Par contre lorsque, c’était un camarade qui voulait la reconstruire , souvent on n’avait que les plots apparents et cela ne correspondait absolument pas à la construction d’origine. Nous avons alors été amenés à réfléchir à comment faire pour obtenir le plus de renseignements pertinents à la réalisation d’une construction en volume.

Il fallait modifier les points vue: de face, de côté ( droite, gauche ) de dos, de dessus.

A partir de ce moment une nouvelle motivation vit le jour, celle de construire des oeuvres architecturales les plus compliquées possibles. J’ai même vu un élève recommencer plusieurs fois une tour jusqu’à ce qu’il parvienne à placer le dernier plot en équilibre sans qu’elle ne s’effondre, nous interdisant d’éternuer tant que les photos n’étaient pas prises.

 

repérage d’un lieu , largement utilisées pour les restaurants, cafés, bars, bistrots et hôtels, auberges de jeunesses et camping, pour les lieux culturels : musées, galeries, zoos, de sports : patinoires , terrains de foot, de rugby, basket badminton , tennis, golf, piscines et tous les magasins d’alimentations ou autres. 

 

témoignages d’un évènement, d’une période, d’un fait divers, de la beauté d’un sport,

Je pense ici aux photographies ou cartes postales anciennes utilisées comme documents historiques.
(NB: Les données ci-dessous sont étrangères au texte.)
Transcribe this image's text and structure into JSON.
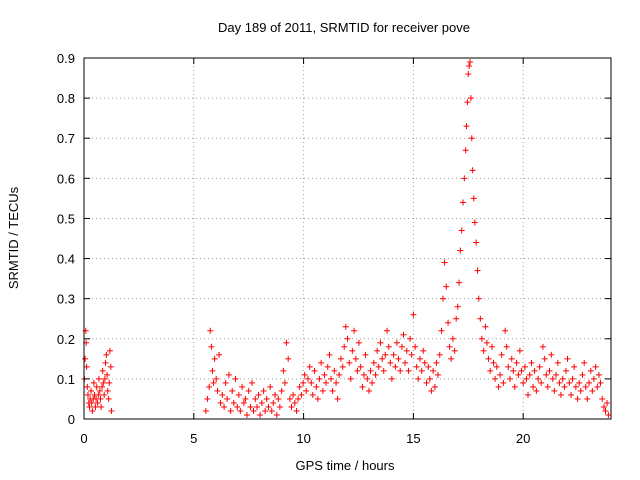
{
  "chart_data": {
    "type": "scatter",
    "title": "Day 189 of 2011, SRMTID for receiver pove",
    "xlabel": "GPS time / hours",
    "ylabel": "SRMTID / TECUs",
    "xlim": [
      0,
      24
    ],
    "ylim": [
      0,
      0.9
    ],
    "xticks": [
      0,
      5,
      10,
      15,
      20
    ],
    "xtick_labels": [
      "0",
      "5",
      "10",
      "15",
      "20"
    ],
    "yticks": [
      0,
      0.1,
      0.2,
      0.3,
      0.4,
      0.5,
      0.6,
      0.7,
      0.8,
      0.9
    ],
    "ytick_labels": [
      "0",
      "0.1",
      "0.2",
      "0.3",
      "0.4",
      "0.5",
      "0.6",
      "0.7",
      "0.8",
      "0.9"
    ],
    "grid": true,
    "marker": "+",
    "color": "#ff0000",
    "series": [
      {
        "name": "SRMTID",
        "points": [
          [
            0.02,
            0.1
          ],
          [
            0.05,
            0.15
          ],
          [
            0.08,
            0.22
          ],
          [
            0.1,
            0.19
          ],
          [
            0.12,
            0.13
          ],
          [
            0.15,
            0.08
          ],
          [
            0.18,
            0.06
          ],
          [
            0.22,
            0.04
          ],
          [
            0.25,
            0.03
          ],
          [
            0.28,
            0.05
          ],
          [
            0.32,
            0.07
          ],
          [
            0.35,
            0.04
          ],
          [
            0.38,
            0.02
          ],
          [
            0.42,
            0.05
          ],
          [
            0.45,
            0.09
          ],
          [
            0.48,
            0.06
          ],
          [
            0.52,
            0.03
          ],
          [
            0.55,
            0.05
          ],
          [
            0.58,
            0.08
          ],
          [
            0.62,
            0.04
          ],
          [
            0.65,
            0.06
          ],
          [
            0.68,
            0.1
          ],
          [
            0.72,
            0.07
          ],
          [
            0.75,
            0.05
          ],
          [
            0.78,
            0.03
          ],
          [
            0.82,
            0.08
          ],
          [
            0.85,
            0.12
          ],
          [
            0.88,
            0.09
          ],
          [
            0.92,
            0.06
          ],
          [
            0.95,
            0.1
          ],
          [
            0.98,
            0.14
          ],
          [
            1.02,
            0.16
          ],
          [
            1.05,
            0.11
          ],
          [
            1.08,
            0.07
          ],
          [
            1.12,
            0.05
          ],
          [
            1.15,
            0.09
          ],
          [
            1.18,
            0.17
          ],
          [
            1.22,
            0.13
          ],
          [
            1.25,
            0.02
          ],
          [
            5.55,
            0.02
          ],
          [
            5.62,
            0.05
          ],
          [
            5.7,
            0.08
          ],
          [
            5.75,
            0.22
          ],
          [
            5.8,
            0.18
          ],
          [
            5.85,
            0.12
          ],
          [
            5.9,
            0.09
          ],
          [
            5.95,
            0.15
          ],
          [
            6.02,
            0.1
          ],
          [
            6.08,
            0.07
          ],
          [
            6.15,
            0.16
          ],
          [
            6.22,
            0.04
          ],
          [
            6.3,
            0.06
          ],
          [
            6.38,
            0.03
          ],
          [
            6.45,
            0.09
          ],
          [
            6.52,
            0.05
          ],
          [
            6.6,
            0.11
          ],
          [
            6.68,
            0.02
          ],
          [
            6.75,
            0.07
          ],
          [
            6.82,
            0.04
          ],
          [
            6.9,
            0.1
          ],
          [
            6.98,
            0.03
          ],
          [
            7.05,
            0.06
          ],
          [
            7.12,
            0.02
          ],
          [
            7.2,
            0.08
          ],
          [
            7.28,
            0.04
          ],
          [
            7.35,
            0.05
          ],
          [
            7.42,
            0.01
          ],
          [
            7.5,
            0.07
          ],
          [
            7.58,
            0.03
          ],
          [
            7.65,
            0.09
          ],
          [
            7.72,
            0.02
          ],
          [
            7.8,
            0.05
          ],
          [
            7.88,
            0.03
          ],
          [
            7.95,
            0.06
          ],
          [
            8.02,
            0.01
          ],
          [
            8.1,
            0.04
          ],
          [
            8.18,
            0.07
          ],
          [
            8.25,
            0.02
          ],
          [
            8.32,
            0.05
          ],
          [
            8.4,
            0.03
          ],
          [
            8.48,
            0.08
          ],
          [
            8.55,
            0.02
          ],
          [
            8.62,
            0.04
          ],
          [
            8.7,
            0.06
          ],
          [
            8.78,
            0.01
          ],
          [
            8.85,
            0.05
          ],
          [
            8.92,
            0.03
          ],
          [
            9.0,
            0.07
          ],
          [
            9.08,
            0.12
          ],
          [
            9.15,
            0.09
          ],
          [
            9.22,
            0.19
          ],
          [
            9.3,
            0.15
          ],
          [
            9.38,
            0.05
          ],
          [
            9.45,
            0.03
          ],
          [
            9.52,
            0.06
          ],
          [
            9.6,
            0.04
          ],
          [
            9.68,
            0.02
          ],
          [
            9.75,
            0.05
          ],
          [
            9.82,
            0.08
          ],
          [
            9.9,
            0.06
          ],
          [
            9.98,
            0.09
          ],
          [
            10.05,
            0.11
          ],
          [
            10.12,
            0.07
          ],
          [
            10.2,
            0.1
          ],
          [
            10.28,
            0.13
          ],
          [
            10.35,
            0.09
          ],
          [
            10.42,
            0.06
          ],
          [
            10.5,
            0.12
          ],
          [
            10.58,
            0.08
          ],
          [
            10.65,
            0.05
          ],
          [
            10.72,
            0.1
          ],
          [
            10.8,
            0.14
          ],
          [
            10.88,
            0.07
          ],
          [
            10.95,
            0.11
          ],
          [
            11.02,
            0.09
          ],
          [
            11.1,
            0.13
          ],
          [
            11.18,
            0.16
          ],
          [
            11.25,
            0.1
          ],
          [
            11.32,
            0.07
          ],
          [
            11.4,
            0.12
          ],
          [
            11.48,
            0.09
          ],
          [
            11.55,
            0.05
          ],
          [
            11.62,
            0.11
          ],
          [
            11.7,
            0.15
          ],
          [
            11.78,
            0.13
          ],
          [
            11.85,
            0.18
          ],
          [
            11.92,
            0.23
          ],
          [
            12.0,
            0.2
          ],
          [
            12.08,
            0.14
          ],
          [
            12.15,
            0.1
          ],
          [
            12.22,
            0.17
          ],
          [
            12.3,
            0.22
          ],
          [
            12.38,
            0.15
          ],
          [
            12.45,
            0.12
          ],
          [
            12.52,
            0.19
          ],
          [
            12.6,
            0.13
          ],
          [
            12.68,
            0.08
          ],
          [
            12.75,
            0.11
          ],
          [
            12.82,
            0.16
          ],
          [
            12.9,
            0.1
          ],
          [
            12.98,
            0.07
          ],
          [
            13.05,
            0.12
          ],
          [
            13.12,
            0.09
          ],
          [
            13.2,
            0.14
          ],
          [
            13.28,
            0.11
          ],
          [
            13.35,
            0.17
          ],
          [
            13.42,
            0.13
          ],
          [
            13.5,
            0.19
          ],
          [
            13.58,
            0.15
          ],
          [
            13.65,
            0.12
          ],
          [
            13.72,
            0.16
          ],
          [
            13.8,
            0.22
          ],
          [
            13.88,
            0.18
          ],
          [
            13.95,
            0.14
          ],
          [
            14.02,
            0.1
          ],
          [
            14.1,
            0.16
          ],
          [
            14.18,
            0.13
          ],
          [
            14.25,
            0.19
          ],
          [
            14.32,
            0.15
          ],
          [
            14.4,
            0.12
          ],
          [
            14.48,
            0.18
          ],
          [
            14.55,
            0.21
          ],
          [
            14.62,
            0.14
          ],
          [
            14.7,
            0.17
          ],
          [
            14.78,
            0.12
          ],
          [
            14.85,
            0.2
          ],
          [
            14.92,
            0.16
          ],
          [
            15.0,
            0.26
          ],
          [
            15.08,
            0.18
          ],
          [
            15.15,
            0.13
          ],
          [
            15.22,
            0.1
          ],
          [
            15.3,
            0.15
          ],
          [
            15.38,
            0.12
          ],
          [
            15.45,
            0.17
          ],
          [
            15.52,
            0.14
          ],
          [
            15.6,
            0.09
          ],
          [
            15.68,
            0.13
          ],
          [
            15.75,
            0.1
          ],
          [
            15.82,
            0.07
          ],
          [
            15.9,
            0.12
          ],
          [
            15.98,
            0.08
          ],
          [
            16.05,
            0.14
          ],
          [
            16.12,
            0.11
          ],
          [
            16.2,
            0.16
          ],
          [
            16.28,
            0.22
          ],
          [
            16.35,
            0.3
          ],
          [
            16.42,
            0.39
          ],
          [
            16.5,
            0.33
          ],
          [
            16.58,
            0.24
          ],
          [
            16.65,
            0.18
          ],
          [
            16.72,
            0.15
          ],
          [
            16.8,
            0.2
          ],
          [
            16.88,
            0.17
          ],
          [
            16.95,
            0.25
          ],
          [
            17.02,
            0.28
          ],
          [
            17.08,
            0.34
          ],
          [
            17.14,
            0.42
          ],
          [
            17.2,
            0.47
          ],
          [
            17.26,
            0.54
          ],
          [
            17.32,
            0.6
          ],
          [
            17.38,
            0.67
          ],
          [
            17.42,
            0.73
          ],
          [
            17.46,
            0.79
          ],
          [
            17.5,
            0.86
          ],
          [
            17.54,
            0.88
          ],
          [
            17.58,
            0.89
          ],
          [
            17.62,
            0.8
          ],
          [
            17.66,
            0.7
          ],
          [
            17.7,
            0.62
          ],
          [
            17.75,
            0.55
          ],
          [
            17.8,
            0.49
          ],
          [
            17.86,
            0.44
          ],
          [
            17.92,
            0.37
          ],
          [
            17.98,
            0.3
          ],
          [
            18.05,
            0.25
          ],
          [
            18.12,
            0.2
          ],
          [
            18.2,
            0.17
          ],
          [
            18.28,
            0.23
          ],
          [
            18.35,
            0.19
          ],
          [
            18.42,
            0.15
          ],
          [
            18.5,
            0.12
          ],
          [
            18.58,
            0.18
          ],
          [
            18.65,
            0.14
          ],
          [
            18.72,
            0.1
          ],
          [
            18.8,
            0.13
          ],
          [
            18.88,
            0.08
          ],
          [
            18.95,
            0.11
          ],
          [
            19.02,
            0.16
          ],
          [
            19.1,
            0.09
          ],
          [
            19.18,
            0.22
          ],
          [
            19.25,
            0.18
          ],
          [
            19.32,
            0.13
          ],
          [
            19.4,
            0.1
          ],
          [
            19.48,
            0.15
          ],
          [
            19.55,
            0.12
          ],
          [
            19.62,
            0.08
          ],
          [
            19.7,
            0.14
          ],
          [
            19.78,
            0.11
          ],
          [
            19.85,
            0.17
          ],
          [
            19.92,
            0.12
          ],
          [
            20.0,
            0.09
          ],
          [
            20.08,
            0.13
          ],
          [
            20.15,
            0.1
          ],
          [
            20.22,
            0.06
          ],
          [
            20.3,
            0.11
          ],
          [
            20.38,
            0.14
          ],
          [
            20.45,
            0.08
          ],
          [
            20.52,
            0.12
          ],
          [
            20.6,
            0.07
          ],
          [
            20.68,
            0.1
          ],
          [
            20.75,
            0.13
          ],
          [
            20.82,
            0.09
          ],
          [
            20.9,
            0.18
          ],
          [
            20.98,
            0.15
          ],
          [
            21.05,
            0.11
          ],
          [
            21.12,
            0.08
          ],
          [
            21.2,
            0.12
          ],
          [
            21.28,
            0.16
          ],
          [
            21.35,
            0.1
          ],
          [
            21.42,
            0.07
          ],
          [
            21.5,
            0.11
          ],
          [
            21.58,
            0.14
          ],
          [
            21.65,
            0.09
          ],
          [
            21.72,
            0.06
          ],
          [
            21.8,
            0.1
          ],
          [
            21.88,
            0.08
          ],
          [
            21.95,
            0.12
          ],
          [
            22.02,
            0.15
          ],
          [
            22.1,
            0.09
          ],
          [
            22.18,
            0.06
          ],
          [
            22.25,
            0.1
          ],
          [
            22.32,
            0.13
          ],
          [
            22.4,
            0.08
          ],
          [
            22.48,
            0.05
          ],
          [
            22.55,
            0.09
          ],
          [
            22.62,
            0.07
          ],
          [
            22.7,
            0.11
          ],
          [
            22.78,
            0.14
          ],
          [
            22.85,
            0.08
          ],
          [
            22.92,
            0.05
          ],
          [
            23.0,
            0.09
          ],
          [
            23.08,
            0.12
          ],
          [
            23.15,
            0.07
          ],
          [
            23.22,
            0.1
          ],
          [
            23.3,
            0.13
          ],
          [
            23.38,
            0.08
          ],
          [
            23.45,
            0.11
          ],
          [
            23.52,
            0.09
          ],
          [
            23.6,
            0.05
          ],
          [
            23.68,
            0.03
          ],
          [
            23.75,
            0.02
          ],
          [
            23.82,
            0.04
          ],
          [
            23.88,
            0.01
          ]
        ]
      }
    ]
  }
}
Je fais référence au travail de Charly Schwarz qui est allé sur les traces de Ferdinand Hodler, prenant des photographies de l’endroit où le peintre s’est installé pour effectuer ses peintures. On mesurait les changements lorsque le photographe disait que certains endroits étaient devenus inaccessibles. 

 

Il y a aussi toutes les photographies de la Presse actuelle qu’elle soit sur papier ou en ligne. Les photographies sont le support visuel d’un évènement développé ou décrit dans le texte d’un(e) journaliste.

 

Il existe cependant des photos choc témoignage d’une réalité, je pense ici aux photos prises par les soldats américains lorsqu’ils ont découvert la réalité du camp de concentration d’Auschwitz, celle de cette fillette fuyant nue et hurlant prise par Nick Ut pendant la guerre du Viet-Nam, dernièrement cette photo qui passe sur Facebook illustrant la situation de la Ville de Genève après le nouveau marquage de zones cyclistes plus larges. On y voit côte à côte une voiture dans sa ligne de présélection, une moto dans celle réservée aux deux roues et un cycliste circulant sur le trottoir.

Toutes ces photographies parlent d’elles-mêmes, pas besoin de rajouter un texte, si ce n’est une légende comprenant le lieu, la date et l’évènement ( éventuellement ) pour orienter la lecture de l’image.

 

Prise de vue et lecture d’image s’inscrivent bien dans un processus de communication qui relève de la lecture de l’image pour celui qui s’attarde à regarder , à analyser et de l’envie de communiquer un message , une information, une émotion esthétique ou pour rendre compte d’une réalité que seule l’image peut transmettre face à la réalité dans laquelle le photographe se trouve.